Still, he couldn’t feel too sorry for this Theodora. She’d been raised in the same snake pit that had spawned Pax, was apt to be as ruthless. “Interesting that Pax is sending her for such a big job if she’s that low down in the pecking order.”
“Yes, that intrigued me, too. I assumed at first it was because of her medical training—apparently, she’s a fully qualified nurse with a specialization in the manufacturing side of medicine, and previously worked in a part of the family’s operations that makes medical-grade equipment. She used her telekinesis to move tiny components.”
“I hear a ‘but’ in there.”
“I reached out through my various connections and got an interesting response from Ivan.”
“You know,” Yakov said, diverted, “if you’d asked me the name of a person least likely to mate with a changeling, I’d have picked him.” Ivan Mercant was cool and sophisticated and clearly thought bears were lunatics who’d escaped the asylum—but then again, the latter was the default conclusion of many people.
“I think being in a pack of cats suits him just fine,” Silver said with another one of those slight smiles.
“Hmm.” Yakov rubbed his jaw. “I see it. Mercants are as slinky as cats. Is he up for visitors of the bearish variety?”
Silver’s smile deepened the slightest fraction at his grin. “Leave Ivan in peace, Yasha. At least for the moment. Arwen is hovering over him as it is.”
“Oh well, then, job done.” No one hovered better than an empath. “So, what does Ivan have to say about this Theodora?”
“He mentioned Theodora to a DarkRiver sentinel after I told him she was coming here. You know Ivan—given his skills and power, the cats are treating him as a shadow sentinel even as he focuses on handling the situation with the Island.”
“I figured.” Ivan was too strong to be left outside a changeling pack’s hierarchy; it’d have messed with everyone’s heads. “So he’s trusted, has access to senior-level data?”
Silver nodded. “His sentinel friend shared that the cats have some dealings with Pax—as part of that, they unearthed the fact that Theodora was actually born on the same day and year as him.”
Yakov’s eyes widened. “Twins?” He whistled as the house cat pounced off to go about the rest of her important business. “That puts a whole new slant on things. No wonder Pax is sending her.” Yakov would die for Pavel and vice versa.
Their bond was a thing of granite over titanium.
But Silver made a negative sound. “From all I know of the Marshalls, Pax and Theodora weren’t raised together. I didn’t even know about her until recently. Neither did my grandmother. They might be twins, Yasha, but don’t make the mistake of thinking they’re like you and Pasha.”
Yakov nodded, but though he tended to bow to Silver’s advice and knowledge when it came to the Psy, he wasn’t sure she was right this time around. Because Pax Marshall could’ve sent anyone to investigate this sensitive and hidden part of their operations.

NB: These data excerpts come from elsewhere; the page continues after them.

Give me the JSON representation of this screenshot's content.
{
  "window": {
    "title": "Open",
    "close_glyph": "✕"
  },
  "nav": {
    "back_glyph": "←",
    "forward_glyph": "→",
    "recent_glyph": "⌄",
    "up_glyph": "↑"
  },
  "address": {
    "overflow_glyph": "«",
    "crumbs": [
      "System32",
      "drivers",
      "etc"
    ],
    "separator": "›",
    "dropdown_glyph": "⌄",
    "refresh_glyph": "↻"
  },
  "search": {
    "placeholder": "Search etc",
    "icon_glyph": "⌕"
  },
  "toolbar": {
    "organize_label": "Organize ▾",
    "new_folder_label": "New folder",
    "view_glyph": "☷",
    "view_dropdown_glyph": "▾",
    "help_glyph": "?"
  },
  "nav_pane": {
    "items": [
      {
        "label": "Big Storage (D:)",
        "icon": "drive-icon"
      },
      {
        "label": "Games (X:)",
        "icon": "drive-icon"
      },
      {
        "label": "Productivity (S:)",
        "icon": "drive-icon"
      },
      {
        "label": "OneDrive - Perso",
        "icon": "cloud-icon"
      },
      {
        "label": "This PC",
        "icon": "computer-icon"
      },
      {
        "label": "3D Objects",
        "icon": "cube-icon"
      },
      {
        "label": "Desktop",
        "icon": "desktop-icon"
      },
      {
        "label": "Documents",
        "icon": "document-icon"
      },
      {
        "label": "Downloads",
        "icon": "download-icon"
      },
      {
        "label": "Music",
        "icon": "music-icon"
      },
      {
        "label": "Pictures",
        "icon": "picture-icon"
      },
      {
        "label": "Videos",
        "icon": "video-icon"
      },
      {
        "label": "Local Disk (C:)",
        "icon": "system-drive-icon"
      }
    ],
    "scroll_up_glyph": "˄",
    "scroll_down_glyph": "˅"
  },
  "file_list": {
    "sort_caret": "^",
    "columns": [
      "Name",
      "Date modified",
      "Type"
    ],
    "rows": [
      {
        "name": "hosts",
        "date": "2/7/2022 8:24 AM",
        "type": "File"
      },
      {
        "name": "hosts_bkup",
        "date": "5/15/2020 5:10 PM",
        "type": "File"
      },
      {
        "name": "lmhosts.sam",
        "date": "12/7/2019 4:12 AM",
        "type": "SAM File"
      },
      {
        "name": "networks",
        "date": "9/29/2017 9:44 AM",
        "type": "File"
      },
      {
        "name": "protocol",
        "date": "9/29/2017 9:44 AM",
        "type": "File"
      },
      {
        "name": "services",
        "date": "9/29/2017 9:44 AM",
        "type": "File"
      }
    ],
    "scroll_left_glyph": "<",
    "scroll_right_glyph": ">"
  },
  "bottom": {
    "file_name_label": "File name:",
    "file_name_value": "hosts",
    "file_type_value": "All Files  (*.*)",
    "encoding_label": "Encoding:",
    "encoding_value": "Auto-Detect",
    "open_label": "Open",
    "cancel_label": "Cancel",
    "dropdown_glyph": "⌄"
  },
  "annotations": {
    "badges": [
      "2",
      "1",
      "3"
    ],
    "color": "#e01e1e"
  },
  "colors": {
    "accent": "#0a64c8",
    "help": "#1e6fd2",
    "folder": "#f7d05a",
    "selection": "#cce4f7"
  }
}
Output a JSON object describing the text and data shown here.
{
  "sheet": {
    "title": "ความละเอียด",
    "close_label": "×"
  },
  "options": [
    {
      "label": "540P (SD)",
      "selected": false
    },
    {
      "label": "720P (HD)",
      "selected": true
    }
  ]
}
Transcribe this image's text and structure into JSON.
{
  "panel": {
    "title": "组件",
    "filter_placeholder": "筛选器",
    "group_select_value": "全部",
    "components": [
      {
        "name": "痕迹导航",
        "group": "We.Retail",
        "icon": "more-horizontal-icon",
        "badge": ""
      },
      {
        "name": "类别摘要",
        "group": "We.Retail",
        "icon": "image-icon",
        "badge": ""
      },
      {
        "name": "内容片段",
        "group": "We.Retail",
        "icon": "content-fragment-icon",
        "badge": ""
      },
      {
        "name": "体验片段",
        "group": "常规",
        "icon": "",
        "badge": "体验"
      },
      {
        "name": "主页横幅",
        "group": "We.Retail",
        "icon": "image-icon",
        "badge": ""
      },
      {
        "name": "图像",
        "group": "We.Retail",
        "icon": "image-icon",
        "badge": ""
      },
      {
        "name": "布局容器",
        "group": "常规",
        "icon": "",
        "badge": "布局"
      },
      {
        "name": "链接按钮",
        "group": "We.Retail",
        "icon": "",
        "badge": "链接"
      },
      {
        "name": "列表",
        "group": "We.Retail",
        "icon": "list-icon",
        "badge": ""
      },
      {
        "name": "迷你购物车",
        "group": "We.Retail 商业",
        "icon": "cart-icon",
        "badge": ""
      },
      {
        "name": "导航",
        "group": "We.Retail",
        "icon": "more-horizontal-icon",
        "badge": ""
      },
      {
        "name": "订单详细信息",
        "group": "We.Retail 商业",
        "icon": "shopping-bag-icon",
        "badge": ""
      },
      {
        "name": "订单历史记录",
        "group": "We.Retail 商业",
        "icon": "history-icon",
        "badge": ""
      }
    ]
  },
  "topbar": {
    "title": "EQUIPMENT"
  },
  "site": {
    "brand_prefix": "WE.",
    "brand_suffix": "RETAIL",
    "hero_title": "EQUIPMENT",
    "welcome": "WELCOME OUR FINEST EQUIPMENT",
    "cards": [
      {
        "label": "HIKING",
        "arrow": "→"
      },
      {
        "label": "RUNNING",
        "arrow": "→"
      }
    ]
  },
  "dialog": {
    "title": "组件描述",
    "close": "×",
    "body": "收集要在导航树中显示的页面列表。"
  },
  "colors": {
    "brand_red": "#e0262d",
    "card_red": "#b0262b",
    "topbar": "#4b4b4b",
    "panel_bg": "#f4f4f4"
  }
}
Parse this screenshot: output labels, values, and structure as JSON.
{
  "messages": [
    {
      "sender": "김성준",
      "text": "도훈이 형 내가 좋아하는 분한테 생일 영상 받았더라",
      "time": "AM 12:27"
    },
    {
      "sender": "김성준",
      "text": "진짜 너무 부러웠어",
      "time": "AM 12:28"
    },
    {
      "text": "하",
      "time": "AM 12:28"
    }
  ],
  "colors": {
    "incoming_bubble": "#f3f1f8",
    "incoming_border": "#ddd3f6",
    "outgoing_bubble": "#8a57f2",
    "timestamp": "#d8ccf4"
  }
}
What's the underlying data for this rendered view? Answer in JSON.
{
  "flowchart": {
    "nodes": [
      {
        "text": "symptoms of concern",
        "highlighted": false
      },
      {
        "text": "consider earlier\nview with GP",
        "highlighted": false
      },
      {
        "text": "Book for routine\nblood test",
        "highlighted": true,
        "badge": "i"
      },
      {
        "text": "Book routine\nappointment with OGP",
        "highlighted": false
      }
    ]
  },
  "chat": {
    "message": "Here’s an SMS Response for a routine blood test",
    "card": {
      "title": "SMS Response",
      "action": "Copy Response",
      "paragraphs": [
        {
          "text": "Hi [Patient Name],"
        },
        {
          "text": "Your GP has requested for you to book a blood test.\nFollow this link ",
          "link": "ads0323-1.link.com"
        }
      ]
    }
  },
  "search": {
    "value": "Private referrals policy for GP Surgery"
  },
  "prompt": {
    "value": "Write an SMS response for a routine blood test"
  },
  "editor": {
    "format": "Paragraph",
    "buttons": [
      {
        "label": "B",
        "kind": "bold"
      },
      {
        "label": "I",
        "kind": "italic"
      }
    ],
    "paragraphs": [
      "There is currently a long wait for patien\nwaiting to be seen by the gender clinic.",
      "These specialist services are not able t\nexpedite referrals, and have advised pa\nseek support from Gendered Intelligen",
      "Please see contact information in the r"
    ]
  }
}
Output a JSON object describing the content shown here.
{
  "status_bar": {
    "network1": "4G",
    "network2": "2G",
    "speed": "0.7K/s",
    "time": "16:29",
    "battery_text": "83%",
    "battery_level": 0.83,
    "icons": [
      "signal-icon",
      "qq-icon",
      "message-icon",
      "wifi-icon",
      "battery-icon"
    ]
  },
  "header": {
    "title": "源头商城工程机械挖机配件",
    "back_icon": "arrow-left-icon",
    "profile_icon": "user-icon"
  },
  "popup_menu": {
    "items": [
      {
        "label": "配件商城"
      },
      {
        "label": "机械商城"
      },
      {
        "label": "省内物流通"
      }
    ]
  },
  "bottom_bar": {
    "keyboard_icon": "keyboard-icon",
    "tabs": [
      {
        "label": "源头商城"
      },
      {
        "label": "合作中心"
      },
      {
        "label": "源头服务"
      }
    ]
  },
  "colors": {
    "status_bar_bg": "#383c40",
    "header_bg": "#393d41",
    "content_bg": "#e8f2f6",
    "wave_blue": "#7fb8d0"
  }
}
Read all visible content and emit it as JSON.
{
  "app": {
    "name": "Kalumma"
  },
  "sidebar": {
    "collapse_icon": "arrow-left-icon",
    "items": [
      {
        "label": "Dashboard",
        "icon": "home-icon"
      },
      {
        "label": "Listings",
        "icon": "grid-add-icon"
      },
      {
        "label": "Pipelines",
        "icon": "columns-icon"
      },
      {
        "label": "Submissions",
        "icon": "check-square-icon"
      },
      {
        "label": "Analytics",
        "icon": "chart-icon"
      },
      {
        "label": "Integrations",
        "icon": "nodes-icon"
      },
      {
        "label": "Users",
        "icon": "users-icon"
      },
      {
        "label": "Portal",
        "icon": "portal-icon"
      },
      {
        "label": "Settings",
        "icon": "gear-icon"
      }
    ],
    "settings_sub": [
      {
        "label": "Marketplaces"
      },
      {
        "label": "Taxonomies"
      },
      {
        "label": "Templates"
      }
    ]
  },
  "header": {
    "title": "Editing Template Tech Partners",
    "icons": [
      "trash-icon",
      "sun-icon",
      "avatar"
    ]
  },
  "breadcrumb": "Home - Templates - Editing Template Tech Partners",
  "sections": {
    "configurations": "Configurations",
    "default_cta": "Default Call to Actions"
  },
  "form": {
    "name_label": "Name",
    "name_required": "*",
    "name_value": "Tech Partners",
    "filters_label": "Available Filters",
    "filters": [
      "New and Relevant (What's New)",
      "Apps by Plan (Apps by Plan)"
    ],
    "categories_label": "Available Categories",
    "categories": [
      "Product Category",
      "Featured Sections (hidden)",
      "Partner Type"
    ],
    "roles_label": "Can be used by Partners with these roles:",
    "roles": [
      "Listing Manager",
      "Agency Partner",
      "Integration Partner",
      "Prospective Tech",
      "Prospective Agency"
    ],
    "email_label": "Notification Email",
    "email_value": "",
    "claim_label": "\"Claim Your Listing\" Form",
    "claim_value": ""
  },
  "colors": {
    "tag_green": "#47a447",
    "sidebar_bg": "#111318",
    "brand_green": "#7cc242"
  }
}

He’d chosen to send his twin.
“I’ll do it,” he said.
“I’ve got her ID photo for you back at the office.”
Only after they got back and he looked at the image did he realize that he’d been braced to come face-to-face with his dream woman. Despite everything he’d said to his brother, some small part of him had begun to believe that the reason he was dreaming about her all over again was because he was about to meet her.
But while his dream woman had blond hair and blue eyes, that was where the similarity with Theodora Marshall began and ended. Yakov’s dream woman was vibrant, sparkled with life. This woman’s expression was flat. Her hair was pulled severely off her face, and her eyes, while technically blue, were so dull as to be dishwater.
To be fair, his own ID shot was only passable because Pavel had made him laugh right beforehand, so his eyes were still bright with it, and there was color in his face. Otherwise, ID images washed everyone out. But Theodora Marshall was beyond washed-out—it was as if she had no life to her at all, no kind of personality.
Another android.
Fun. So much fun.
His bear groaned inwardly and slumped down to have a good grump.